Und das völlig zu Recht. Zeigt Feuchtenberger mit dieser in der DDR verorteten Comic-of-Age-Geschichte, wozu das Medium Comic fähig ist. Beim Comic-Salon weiß man das natürlich schon lange, zu dessen Programm neben der beliebten Verlagsmesse wieder zahlreiche Ausstellungen gehören. Eine davon ist die erste deutsche Werkschau zu Joann Sfar, die den französischen Künstler zusätzlich ehrt. Das Kunstmuseum würdigt mit den „Katzenjammer Kids“ den „ältesten Comic der Welt“. Im Kunstpalais gibt es unter dem Titel „Wasserzeichen“ Comics über das fluide Element zu sehen und im Kunstverein Werke von Steven Appleby, der 2022 für seinen Comic „Dragman“ den Max-und-Moritz-Preis erhielt. Und eine Schau in der Ladengalerie widmet sich der weltweiten „Urban Sketching“-Bewegung.

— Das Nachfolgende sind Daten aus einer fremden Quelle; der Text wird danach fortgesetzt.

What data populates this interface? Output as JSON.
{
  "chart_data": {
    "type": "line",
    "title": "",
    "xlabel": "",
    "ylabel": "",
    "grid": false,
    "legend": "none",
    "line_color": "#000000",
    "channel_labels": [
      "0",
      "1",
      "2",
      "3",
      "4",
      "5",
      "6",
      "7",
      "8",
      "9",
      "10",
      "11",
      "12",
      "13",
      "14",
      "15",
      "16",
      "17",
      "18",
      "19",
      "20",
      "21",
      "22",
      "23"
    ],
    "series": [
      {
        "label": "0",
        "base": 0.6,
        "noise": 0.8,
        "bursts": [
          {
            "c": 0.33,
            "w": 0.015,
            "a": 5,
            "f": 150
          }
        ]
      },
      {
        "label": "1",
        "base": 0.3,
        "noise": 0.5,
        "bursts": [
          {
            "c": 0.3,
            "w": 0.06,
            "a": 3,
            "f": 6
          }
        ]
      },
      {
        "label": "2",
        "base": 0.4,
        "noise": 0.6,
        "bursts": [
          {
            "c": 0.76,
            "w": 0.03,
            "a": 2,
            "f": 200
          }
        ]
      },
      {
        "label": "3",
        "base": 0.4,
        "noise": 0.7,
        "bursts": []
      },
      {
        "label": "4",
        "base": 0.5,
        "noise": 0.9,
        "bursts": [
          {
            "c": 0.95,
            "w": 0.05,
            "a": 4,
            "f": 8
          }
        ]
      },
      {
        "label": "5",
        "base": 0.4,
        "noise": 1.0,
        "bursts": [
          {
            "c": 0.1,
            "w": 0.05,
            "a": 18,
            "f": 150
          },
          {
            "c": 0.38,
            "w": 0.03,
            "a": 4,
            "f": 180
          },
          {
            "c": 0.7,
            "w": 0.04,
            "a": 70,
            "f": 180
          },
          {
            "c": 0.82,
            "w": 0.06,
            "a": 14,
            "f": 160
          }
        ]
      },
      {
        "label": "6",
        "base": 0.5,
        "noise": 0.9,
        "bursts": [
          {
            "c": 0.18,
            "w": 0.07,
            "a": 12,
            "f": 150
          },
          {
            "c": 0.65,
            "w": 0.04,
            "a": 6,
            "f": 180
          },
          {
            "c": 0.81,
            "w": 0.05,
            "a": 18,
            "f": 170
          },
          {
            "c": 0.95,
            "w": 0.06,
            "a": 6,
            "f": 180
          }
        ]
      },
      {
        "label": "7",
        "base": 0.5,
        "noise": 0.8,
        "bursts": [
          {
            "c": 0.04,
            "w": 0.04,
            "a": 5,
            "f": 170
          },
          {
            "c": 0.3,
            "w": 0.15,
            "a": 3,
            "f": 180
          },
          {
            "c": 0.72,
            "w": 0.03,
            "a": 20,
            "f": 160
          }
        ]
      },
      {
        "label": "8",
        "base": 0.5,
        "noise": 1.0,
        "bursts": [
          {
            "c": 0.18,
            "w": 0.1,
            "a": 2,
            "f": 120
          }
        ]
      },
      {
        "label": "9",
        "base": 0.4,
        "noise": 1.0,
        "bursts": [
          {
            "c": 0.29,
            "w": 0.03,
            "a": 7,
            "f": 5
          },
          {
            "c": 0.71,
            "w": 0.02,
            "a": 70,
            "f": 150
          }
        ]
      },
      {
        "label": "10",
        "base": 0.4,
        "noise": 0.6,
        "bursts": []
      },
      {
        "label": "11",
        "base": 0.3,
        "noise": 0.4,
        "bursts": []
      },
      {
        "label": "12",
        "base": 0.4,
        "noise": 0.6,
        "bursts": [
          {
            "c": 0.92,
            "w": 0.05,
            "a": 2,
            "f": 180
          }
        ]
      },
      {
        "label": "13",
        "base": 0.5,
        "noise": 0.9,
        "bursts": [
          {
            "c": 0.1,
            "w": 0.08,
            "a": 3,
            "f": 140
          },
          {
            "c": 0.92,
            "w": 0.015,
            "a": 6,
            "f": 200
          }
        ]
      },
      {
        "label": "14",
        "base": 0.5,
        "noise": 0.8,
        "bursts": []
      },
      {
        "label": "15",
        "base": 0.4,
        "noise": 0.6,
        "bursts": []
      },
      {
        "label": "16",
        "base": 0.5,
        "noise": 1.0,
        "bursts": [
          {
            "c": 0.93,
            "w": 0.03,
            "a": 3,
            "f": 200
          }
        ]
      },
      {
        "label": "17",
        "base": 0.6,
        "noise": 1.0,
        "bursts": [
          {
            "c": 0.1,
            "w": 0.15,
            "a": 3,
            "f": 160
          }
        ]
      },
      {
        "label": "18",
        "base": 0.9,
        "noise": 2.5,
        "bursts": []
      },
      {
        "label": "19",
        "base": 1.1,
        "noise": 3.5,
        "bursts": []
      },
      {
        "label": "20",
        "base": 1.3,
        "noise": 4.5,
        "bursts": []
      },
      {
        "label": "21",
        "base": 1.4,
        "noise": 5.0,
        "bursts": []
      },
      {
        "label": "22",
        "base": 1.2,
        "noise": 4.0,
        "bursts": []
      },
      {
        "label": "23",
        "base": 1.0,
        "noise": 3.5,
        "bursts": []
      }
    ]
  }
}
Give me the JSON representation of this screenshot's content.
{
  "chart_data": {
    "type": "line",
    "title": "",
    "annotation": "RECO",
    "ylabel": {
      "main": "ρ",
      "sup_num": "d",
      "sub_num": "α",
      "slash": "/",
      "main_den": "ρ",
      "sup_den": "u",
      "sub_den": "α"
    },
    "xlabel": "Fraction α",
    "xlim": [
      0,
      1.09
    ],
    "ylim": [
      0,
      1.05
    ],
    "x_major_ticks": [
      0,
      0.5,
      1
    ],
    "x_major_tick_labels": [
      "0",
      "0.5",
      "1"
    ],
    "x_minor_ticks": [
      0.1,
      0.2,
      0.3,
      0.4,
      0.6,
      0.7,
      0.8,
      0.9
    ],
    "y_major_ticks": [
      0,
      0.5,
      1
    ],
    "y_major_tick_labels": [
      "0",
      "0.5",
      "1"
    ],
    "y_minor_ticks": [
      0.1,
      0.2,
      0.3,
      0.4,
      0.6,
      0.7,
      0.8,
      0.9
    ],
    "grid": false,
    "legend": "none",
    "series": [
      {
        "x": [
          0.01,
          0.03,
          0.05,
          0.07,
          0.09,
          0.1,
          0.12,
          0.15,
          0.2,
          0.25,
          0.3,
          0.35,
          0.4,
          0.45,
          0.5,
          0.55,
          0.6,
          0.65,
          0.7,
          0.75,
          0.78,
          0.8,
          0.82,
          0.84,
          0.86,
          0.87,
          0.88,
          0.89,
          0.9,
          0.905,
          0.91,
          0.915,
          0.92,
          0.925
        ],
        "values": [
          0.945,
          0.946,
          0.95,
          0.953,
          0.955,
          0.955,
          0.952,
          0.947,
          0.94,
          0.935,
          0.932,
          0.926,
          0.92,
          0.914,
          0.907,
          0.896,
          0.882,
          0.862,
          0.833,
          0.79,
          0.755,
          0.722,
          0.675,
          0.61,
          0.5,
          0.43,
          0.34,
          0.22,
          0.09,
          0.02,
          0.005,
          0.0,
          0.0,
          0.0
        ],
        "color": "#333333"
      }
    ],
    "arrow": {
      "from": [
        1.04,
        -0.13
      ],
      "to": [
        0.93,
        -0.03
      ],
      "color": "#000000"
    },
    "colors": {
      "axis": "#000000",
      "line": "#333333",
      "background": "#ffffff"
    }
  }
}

Ebenfalls in der Ladengalerie fragt die Ausstellung „Draw for Change. Künstlerischer Widerstand“, welchen Wert politische Zeichnungen haben, angesichts der vielen Übeln in der Welt. Passend dazu werden am selben Ort unter dem Titel „Leben in der Kriegszone“ Comics aus der Ukraine gezeigt. Außerdem wird das im Januar gestartete Online-Comic-Projekt „Wie geht es dir? Zeichner*innen gegen Antisemitismus, Hass und Rassismus“ vorgestellt. Und damit wären wir beim anderen, die täglichen Nachrichten bestimmenden Krieg: dem in Gaza.
Dass dieser nicht nur die Literatur- und Film-, sondern auch die Comic-Szene mehrheitlich entzweit hat, das hat vor ein paar Wochen der Tagesspiegel-Redakteur Lars von Törne in einer erhellenden Reportage gezeigt. Beim Comic-Salon wird er nun am 30. Mai um 17.30 Uhr in der Orangerie mit Andrea Karimé, Véronique Sina und Birgit Weyhe über das Thema „Der Nahost-Konflikt im Comic“ sprechen. Die drei Frauen gehören genauso wie Barbara Yelin zu den Initiatorinnen des Projekts „Wie geht es dir?“. Gestartet haben sie es im Januar mit der Hoffnung oder auch Überzeugung, dass gerade das in Erlangen gefeierte Medium Zeichnung zum Dialog beitragen, „aufklären und Nähe schaffen kann“.